読み終わった直後の感想は「やっぱりね」だった。


こうなることは、読む前からなんとなくわかっていた。
たまたまテレビでこの本が発売されることを知ったとき、大方の予想はついていた。だからなのか「よし、買いに行こう」とは、ならなかった。
けれどずっと、読む前から、頭の片隅に住みついていた本だった。

 


『ナナメの夕暮れ』若林正恭

正直に言って、彼の熱烈なファンでもなんでもない。テレビでよく見かけるなという人。その程度の認識。けれど、初めて見た時からずっと「たぶん、この人、腹の底になにかすごいもの抱えてるだろうな」なんて、偉そうに思ったことだけは覚えている。

そんな彼の書く言葉に出会ったのは『表参道のセレブ犬とカバーニャ要塞の野良犬』という本をたまたま本屋で見つけたとき。
その独特なタイトルに引きつけられて開いたまえがきのページに並んでいた彼の言葉に、こんな表現はおこがましいけれど、なんとなく仲間意識を覚えたから。そこから少し、彼という人間に、いや彼の書く言葉に興味を持ち始めた。

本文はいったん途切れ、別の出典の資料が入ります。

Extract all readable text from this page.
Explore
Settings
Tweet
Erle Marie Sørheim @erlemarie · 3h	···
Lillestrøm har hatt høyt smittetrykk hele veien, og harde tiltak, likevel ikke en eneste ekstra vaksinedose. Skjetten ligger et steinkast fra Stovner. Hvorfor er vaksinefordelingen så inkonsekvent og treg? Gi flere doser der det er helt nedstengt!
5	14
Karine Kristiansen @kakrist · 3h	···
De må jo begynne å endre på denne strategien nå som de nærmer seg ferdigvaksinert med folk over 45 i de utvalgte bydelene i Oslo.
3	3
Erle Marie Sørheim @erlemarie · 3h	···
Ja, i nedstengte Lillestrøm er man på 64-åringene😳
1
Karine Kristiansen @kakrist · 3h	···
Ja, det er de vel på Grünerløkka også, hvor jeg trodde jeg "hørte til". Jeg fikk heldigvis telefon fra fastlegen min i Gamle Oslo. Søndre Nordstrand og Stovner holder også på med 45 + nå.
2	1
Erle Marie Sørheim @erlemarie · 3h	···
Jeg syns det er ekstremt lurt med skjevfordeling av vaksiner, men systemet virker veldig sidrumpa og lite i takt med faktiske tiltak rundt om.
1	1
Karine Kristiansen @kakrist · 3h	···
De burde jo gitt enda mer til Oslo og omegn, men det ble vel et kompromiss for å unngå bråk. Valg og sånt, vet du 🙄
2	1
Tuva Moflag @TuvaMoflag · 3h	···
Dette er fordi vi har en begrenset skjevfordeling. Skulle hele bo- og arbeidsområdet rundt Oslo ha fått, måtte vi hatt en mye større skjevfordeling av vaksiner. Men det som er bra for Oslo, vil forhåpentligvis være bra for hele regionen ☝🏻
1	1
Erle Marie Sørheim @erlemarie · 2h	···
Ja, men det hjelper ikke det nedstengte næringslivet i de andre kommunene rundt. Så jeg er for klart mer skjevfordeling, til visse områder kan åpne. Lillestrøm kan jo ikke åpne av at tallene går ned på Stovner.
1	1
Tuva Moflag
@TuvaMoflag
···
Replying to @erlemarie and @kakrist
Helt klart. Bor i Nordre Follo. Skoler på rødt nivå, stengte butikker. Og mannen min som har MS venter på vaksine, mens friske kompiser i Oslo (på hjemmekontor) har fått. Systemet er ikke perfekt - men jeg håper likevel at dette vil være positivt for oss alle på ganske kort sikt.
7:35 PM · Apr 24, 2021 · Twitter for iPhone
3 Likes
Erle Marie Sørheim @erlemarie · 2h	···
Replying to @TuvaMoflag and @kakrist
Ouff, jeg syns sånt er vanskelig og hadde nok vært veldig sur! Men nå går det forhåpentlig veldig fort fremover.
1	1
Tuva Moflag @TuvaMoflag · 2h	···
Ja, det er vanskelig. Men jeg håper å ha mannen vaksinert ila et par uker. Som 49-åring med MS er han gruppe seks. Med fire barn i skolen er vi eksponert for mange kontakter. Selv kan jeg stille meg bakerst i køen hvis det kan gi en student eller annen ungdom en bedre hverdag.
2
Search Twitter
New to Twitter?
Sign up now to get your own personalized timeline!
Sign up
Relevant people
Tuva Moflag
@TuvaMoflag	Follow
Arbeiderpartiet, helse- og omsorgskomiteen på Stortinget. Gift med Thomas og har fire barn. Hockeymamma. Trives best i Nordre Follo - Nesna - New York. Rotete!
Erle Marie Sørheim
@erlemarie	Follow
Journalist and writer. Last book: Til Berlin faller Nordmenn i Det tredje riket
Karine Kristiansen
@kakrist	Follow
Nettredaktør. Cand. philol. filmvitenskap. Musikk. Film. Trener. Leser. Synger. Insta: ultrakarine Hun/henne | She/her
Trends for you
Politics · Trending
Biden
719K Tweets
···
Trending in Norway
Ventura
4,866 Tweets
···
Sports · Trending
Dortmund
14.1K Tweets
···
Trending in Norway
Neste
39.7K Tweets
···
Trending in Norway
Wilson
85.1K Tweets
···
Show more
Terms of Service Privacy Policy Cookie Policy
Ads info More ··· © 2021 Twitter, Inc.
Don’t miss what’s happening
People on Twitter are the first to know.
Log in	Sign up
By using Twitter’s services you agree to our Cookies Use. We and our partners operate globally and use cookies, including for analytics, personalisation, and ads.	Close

興味を持ったあの日から、いつのまにか月日は流れ、相変わらず彼のことは「テレビでよく見かける人」のままだった。何度も読もうと思ったあの本も、結局まえがきから進むことなく、本棚の隅にポツンと置かれたまま。
基本的に本は直感で買う性格だから、買った本はよっぽどのことがない限り、その日に読み終えてしまう。じゃないと私の中での鮮度が落ちて、たちまちただの紙の束になってしまうから。だから、その時点で特別だったのかもしれない。

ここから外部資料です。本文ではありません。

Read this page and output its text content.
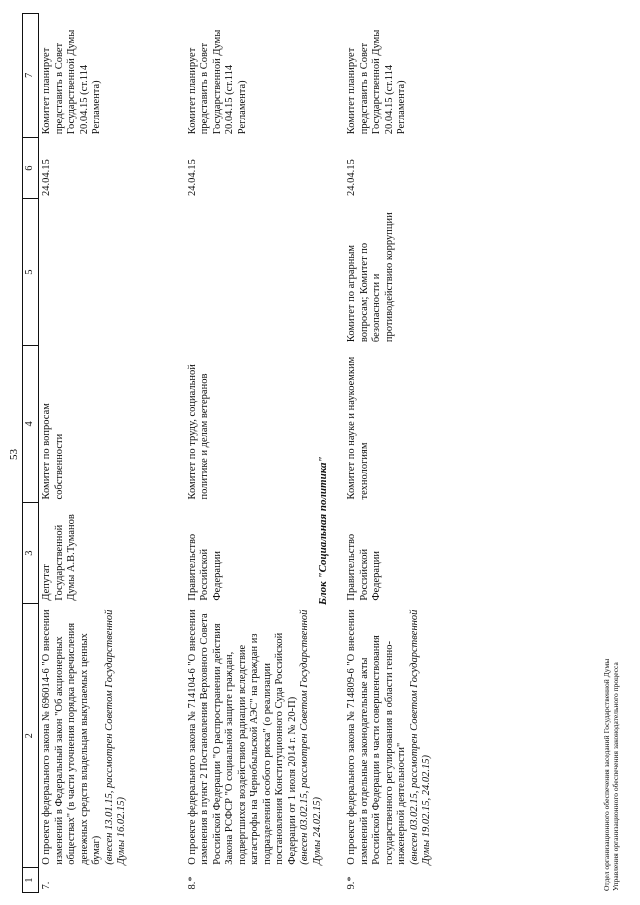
53
1	2	3	4	5	6	7
7.	О проекте федерального закона № 696014-6 "О внесении изменений в Федеральный закон "Об акционерных обществах" (в части уточнения порядка перечисления денежных средств владельцам выкупаемых ценных бумаг) (внесен 13.01.15, рассмотрен Советом Государственной Думы 16.02.15)	Депутат Государственной Думы А.В.Туманов	Комитет по вопросам собственности		24.04.15	Комитет планирует представить в Совет Государственной Думы 20.04.15 (ст.114 Регламента)

8.*	О проекте федерального закона № 714104-6 "О внесении изменения в пункт 2 Постановления Верховного Совета Российской Федерации "О распространении действия Закона РСФСР "О социальной защите граждан, подвергшихся воздействию радиации вследствие катастрофы на Чернобыльской АЭС" на граждан из подразделений особого риска" (о реализации постановления Конституционного Суда Российской Федерации от 1 июля 2014 г. № 20-П) (внесен 03.02.15, рассмотрен Советом Государственной Думы 24.02.15)	Правительство Российской Федерации	Комитет по труду, социальной политике и делам ветеранов		24.04.15	Комитет планирует представить в Совет Государственной Думы 20.04.15 (ст.114 Регламента)

9.*	О проекте федерального закона № 714809-6 "О внесении изменений в отдельные законодательные акты Российской Федерации в части совершенствования государственного регулирования в области генно-инженерной деятельности" (внесен 03.02.15, рассмотрен Советом Государственной Думы 19.02.15, 24.02.15)	Правительство Российской Федерации	Комитет по науке и наукоемким технологиям	Комитет по аграрным вопросам; Комитет по безопасности и противодействию коррупции	24.04.15	Комитет планирует представить в Совет Государственной Думы 20.04.15 (ст.114 Регламента)
Блок "Социальная политика"
Отдел организационного обеспечения заседаний Государственной Думы Управления организационного обеспечения законодательного процесса
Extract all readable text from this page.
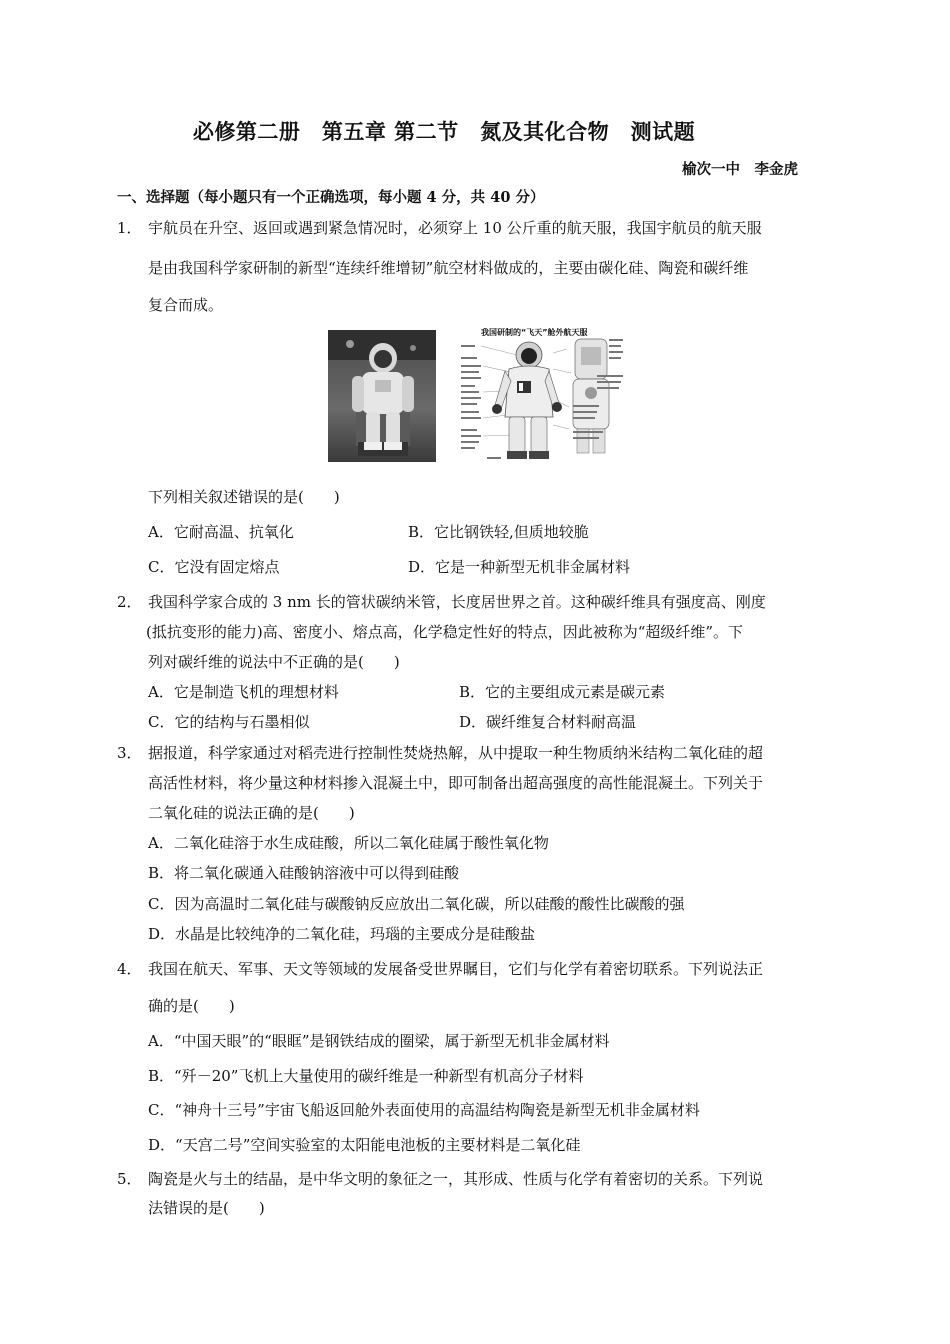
必修第二册　第五章 第二节　氮及其化合物　测试题
榆次一中　李金虎
一、选择题（每小题只有一个正确选项，每小题 4 分，共 40 分）
1． 宇航员在升空、返回或遇到紧急情况时，必须穿上 10 公斤重的航天服，我国宇航员的航天服
是由我国科学家研制的新型“连续纤维增韧”航空材料做成的，主要由碳化硅、陶瓷和碳纤维
复合而成。
我国研制的“飞天”舱外航天服
下列相关叙述错误的是(　　)
A．它耐高温、抗氧化	B．它比钢铁轻,但质地较脆
C．它没有固定熔点	D．它是一种新型无机非金属材料
2． 我国科学家合成的 3 nm 长的管状碳纳米管，长度居世界之首。这种碳纤维具有强度高、刚度
(抵抗变形的能力)高、密度小、熔点高，化学稳定性好的特点，因此被称为“超级纤维”。下
列对碳纤维的说法中不正确的是(　　)
A．它是制造飞机的理想材料	B．它的主要组成元素是碳元素
C．它的结构与石墨相似	D．碳纤维复合材料耐高温
3． 据报道，科学家通过对稻壳进行控制性焚烧热解，从中提取一种生物质纳米结构二氧化硅的超
高活性材料，将少量这种材料掺入混凝土中，即可制备出超高强度的高性能混凝土。下列关于
二氧化硅的说法正确的是(　　)
A．二氧化硅溶于水生成硅酸，所以二氧化硅属于酸性氧化物
B．将二氧化碳通入硅酸钠溶液中可以得到硅酸
C．因为高温时二氧化硅与碳酸钠反应放出二氧化碳，所以硅酸的酸性比碳酸的强
D．水晶是比较纯净的二氧化硅，玛瑙的主要成分是硅酸盐
4． 我国在航天、军事、天文等领域的发展备受世界瞩目，它们与化学有着密切联系。下列说法正
确的是(　　)
A．“中国天眼”的“眼眶”是钢铁结成的圈梁，属于新型无机非金属材料
B．“歼－20”飞机上大量使用的碳纤维是一种新型有机高分子材料
C．“神舟十三号”宇宙飞船返回舱外表面使用的高温结构陶瓷是新型无机非金属材料
D．“天宫二号”空间实验室的太阳能电池板的主要材料是二氧化硅
5． 陶瓷是火与土的结晶，是中华文明的象征之一，其形成、性质与化学有着密切的关系。下列说
法错误的是(　　)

話はこの本『ナナメの夕暮れ』の発売を知る少し前に戻る。

私のこじらせ人生が始まったのは、おそらく約15年前。
短いスカートで、制服に似合わないばっさばっさの睫毛と真っ赤なリップで、バスの最後尾を陣取り、大きな声で男の話をし続ける中学の同級生たちも、はたまた教室で参考書を読み漁り模試の結果ばかり意気揚々と話す高校のクラスの男子たちも、自分たちの保身しか考えていない教師という大人たちに、常にイラつき、彼らを見下し、ときには"生きづらい"悲劇のヒロインを演じながら、なんとか自分を保っていた。

 

大学受験にも失敗し、ぽっかり空いた穴を埋めるためだけに恋愛をし、就職する気にもなれず大学院に進学し、ふらふらと今の職場にたどり着いた。いつも世界をナナメから見ていたし、とにかくいつもイライラしていた。いくつ歳を重ねようと、誰かを見下し、ときには悲劇のヒロインを演じ、いつも何かに怯えながら生きてきた。

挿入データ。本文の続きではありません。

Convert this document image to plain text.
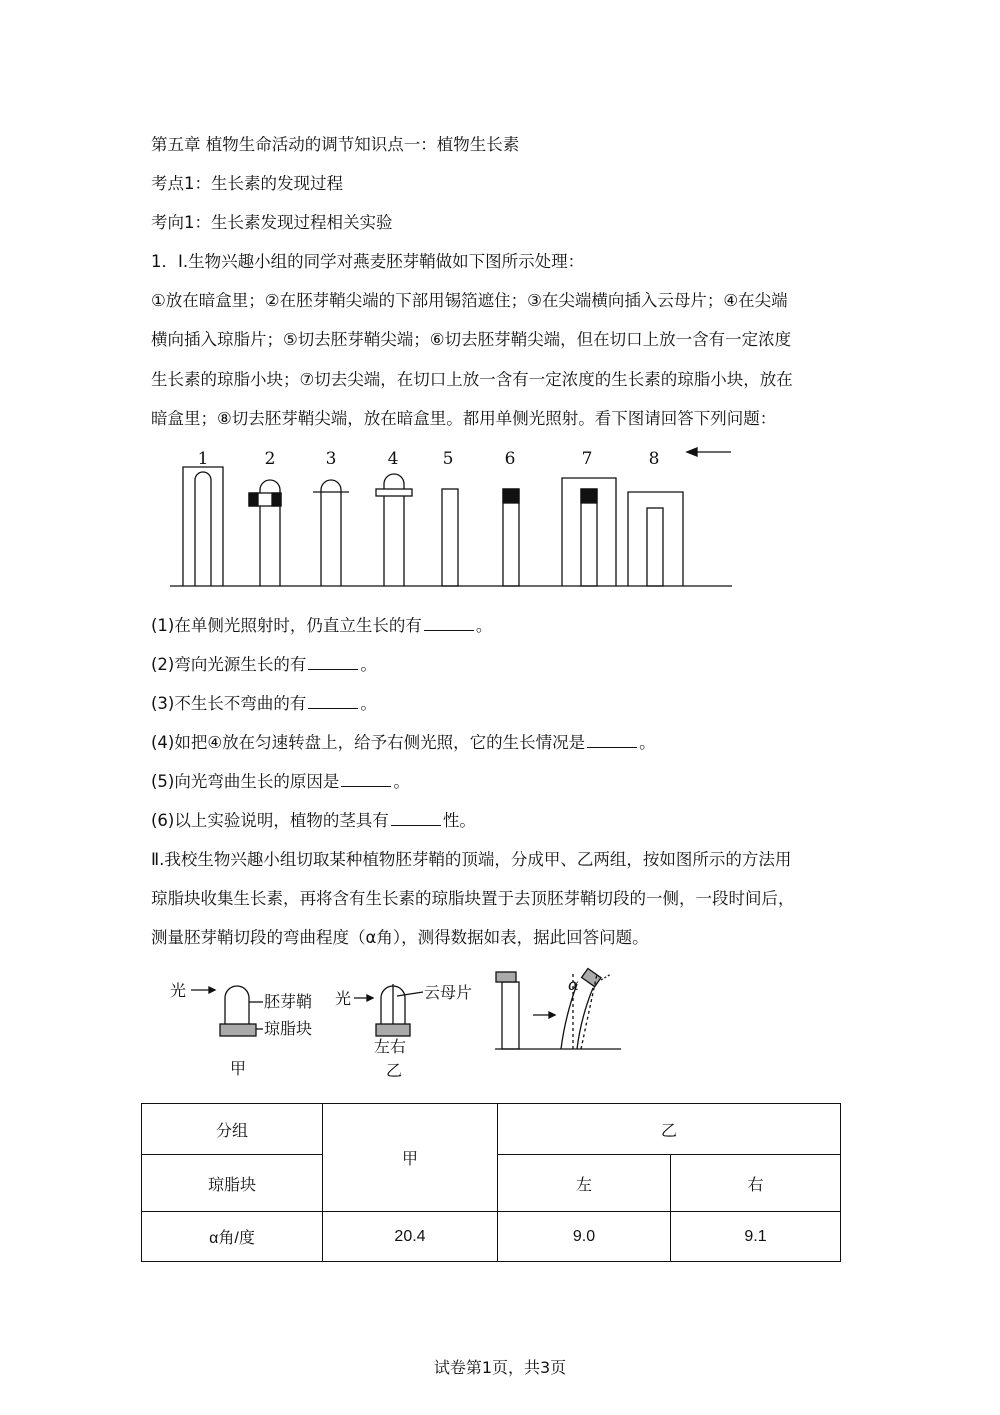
第五章 植物生命活动的调节知识点一：植物生长素
考点1：生长素的发现过程
考向1：生长素发现过程相关实验
1．Ⅰ.生物兴趣小组的同学对燕麦胚芽鞘做如下图所示处理：
①放在暗盒里；②在胚芽鞘尖端的下部用锡箔遮住；③在尖端横向插入云母片；④在尖端
横向插入琼脂片；⑤切去胚芽鞘尖端；⑥切去胚芽鞘尖端，但在切口上放一含有一定浓度
生长素的琼脂小块；⑦切去尖端，在切口上放一含有一定浓度的生长素的琼脂小块，放在
暗盒里；⑧切去胚芽鞘尖端，放在暗盒里。都用单侧光照射。看下图请回答下列问题：
1	2	3	4	5	6	7	8
(1)在单侧光照射时，仍直立生长的有	。
(2)弯向光源生长的有	。
(3)不生长不弯曲的有	。
(4)如把④放在匀速转盘上，给予右侧光照，它的生长情况是	。
(5)向光弯曲生长的原因是	。
(6)以上实验说明，植物的茎具有	性。
Ⅱ.我校生物兴趣小组切取某种植物胚芽鞘的顶端，分成甲、乙两组，按如图所示的方法用
琼脂块收集生长素，再将含有生长素的琼脂块置于去顶胚芽鞘切段的一侧，一段时间后，
测量胚芽鞘切段的弯曲程度（α角），测得数据如表，据此回答问题。
光
胚芽鞘
琼脂块
甲
光	云母片
左右
乙
α
分组	甲	乙	
琼脂块		左	右
α角/度	20.4	9.0	9.1
试卷第1页，共3页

そんな風にとにかく"生きづらさ"を拗らせ続けてきた私も、色んな痛い目を見て、色んな出会いのおかげで、20代最後の夏にようやく1つの決断をすることができた。

  

beingbe.hatenablog.com

 

そんな劣等感からずっと「最高」の人生を生きたいと思ってきたけれど、それが自分に向いていないということをようやく、認めることができた。それから生きるのがずっと楽になった。
もちろん、あっち側の世界が羨ましくなることや、やっぱりイラつくことはあるけれど、それでもそんな毎日が愛しい。

なんとか死ぬまでに、そういう人間になりたいと願ってきた。
だけど、結論から言うとそういう人間になることを諦めた。
諦めたし、飽きた。

それが不思議なことに、「自分探し」の答えと「日々を楽しむ」ってことをたぐり寄せた。

『ナナメの夕暮れ』まえがき より


そして、なんとなく今がタイミングかなと思って手に取った本の冒頭にはこう書いてあった。

「やっぱりね」

そうつぶやいた私の心は軽かった。